Kipling ends the letter with the conviction that Haggard 'won't do one little bit of this' ('...but it will help stir you up to block out the first rough scenario in the intervals of answering the demands of idle idiots and helpless imbeciles, to which cheerful task I am now about to address myself...'), and alludes to his own endeavours ('...My speciality, for the moment, is infallible plans for perpetual peace, based on the identity of the British with the lost Tribes! Somehow that don't seem to me a secure platform...'), 2 pages, small folio, some spotting, [Kipling's occasional typing errors have been silently corrected in the quotations given herein], Bateman's, Burwash, 18 August 1923

An important letter to one of Kipling's few real friends proposing the mythic Wandering Jew as the central character for a major work. Having insulted Christ as he was bearing the cross to Calvary, the Jew was condemned to wander the world until Judgment Day. At the end of every hundred years he falls into a trance and wakes up as a man of thirty years of age, becoming wiser and more repentant throughout the centuries.

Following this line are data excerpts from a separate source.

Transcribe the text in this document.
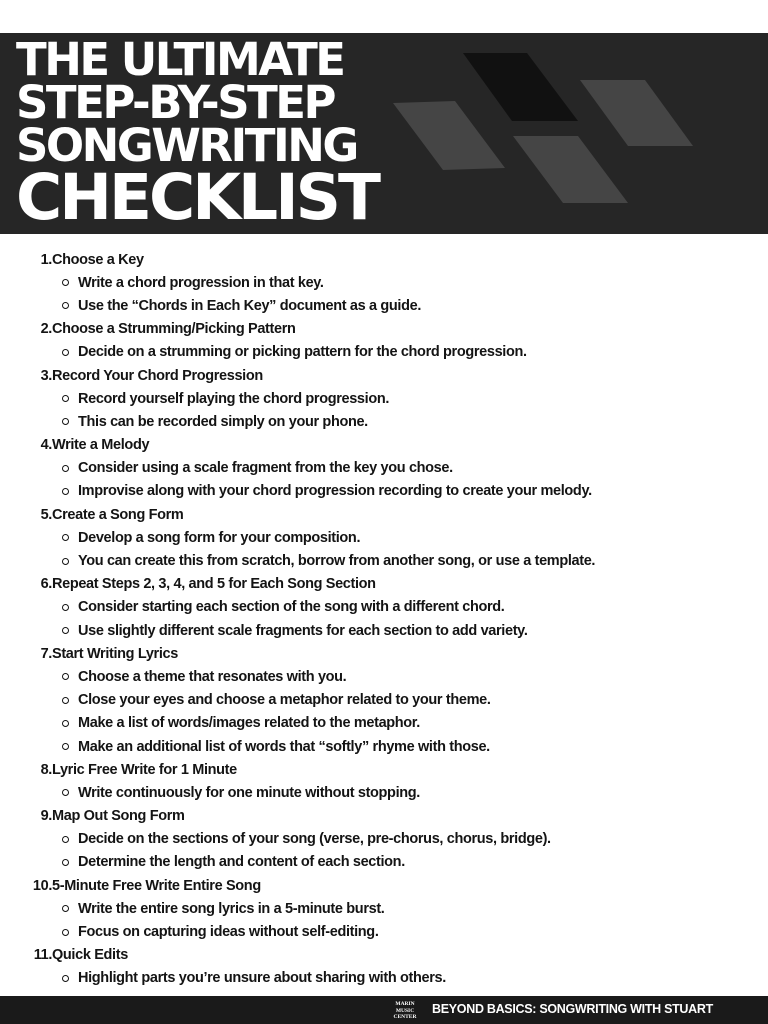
THE ULTIMATE
STEP-BY-STEP
SONGWRITING
CHECKLIST
1. Choose a Key
Write a chord progression in that key.
Use the “Chords in Each Key” document as a guide.
2. Choose a Strumming/Picking Pattern
Decide on a strumming or picking pattern for the chord progression.
3. Record Your Chord Progression
Record yourself playing the chord progression.
This can be recorded simply on your phone.
4. Write a Melody
Consider using a scale fragment from the key you chose.
Improvise along with your chord progression recording to create your melody.
5. Create a Song Form
Develop a song form for your composition.
You can create this from scratch, borrow from another song, or use a template.
6. Repeat Steps 2, 3, 4, and 5 for Each Song Section
Consider starting each section of the song with a different chord.
Use slightly different scale fragments for each section to add variety.
7. Start Writing Lyrics
Choose a theme that resonates with you.
Close your eyes and choose a metaphor related to your theme.
Make a list of words/images related to the metaphor.
Make an additional list of words that “softly” rhyme with those.
8. Lyric Free Write for 1 Minute
Write continuously for one minute without stopping.
9. Map Out Song Form
Decide on the sections of your song (verse, pre-chorus, chorus, bridge).
Determine the length and content of each section.
10. 5-Minute Free Write Entire Song
Write the entire song lyrics in a 5-minute burst.
Focus on capturing ideas without self-editing.
11. Quick Edits
Highlight parts you’re unsure about sharing with others.
MARIN MUSIC
CENTER
BEYOND BASICS: SONGWRITING WITH STUART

Although it appears that Kipling's suggestions for the trilogy were not followed, he was an important influence on Haggard's work, most notably in Red Eve. The friends shared broadbrush views of history and the present proposal contains many of Kipling's own ideas and preoccupations. The allusion in the letter to 'Our Lady of the Trenches' anticipates Kipling's own tale of 'A Madonna of the Trenches', published in 1924 and incorporated in Debits and Credits two years later, in which a sergeant in the First World War sees the ghost of his lover in the trenches and kills himself in order to be united with her. As in other stories in Debits and Credits, such as 'The Church that was at Antioch' and 'The Manner of Men', St Paul plays a central role, as Kipling suggests he should in Book Two of the trilogy. Other themes discussed in the letter were also taken up in stories such as 'The Enemies to Each Other', a pseudo-oriental version of the legend of Adam and Eve.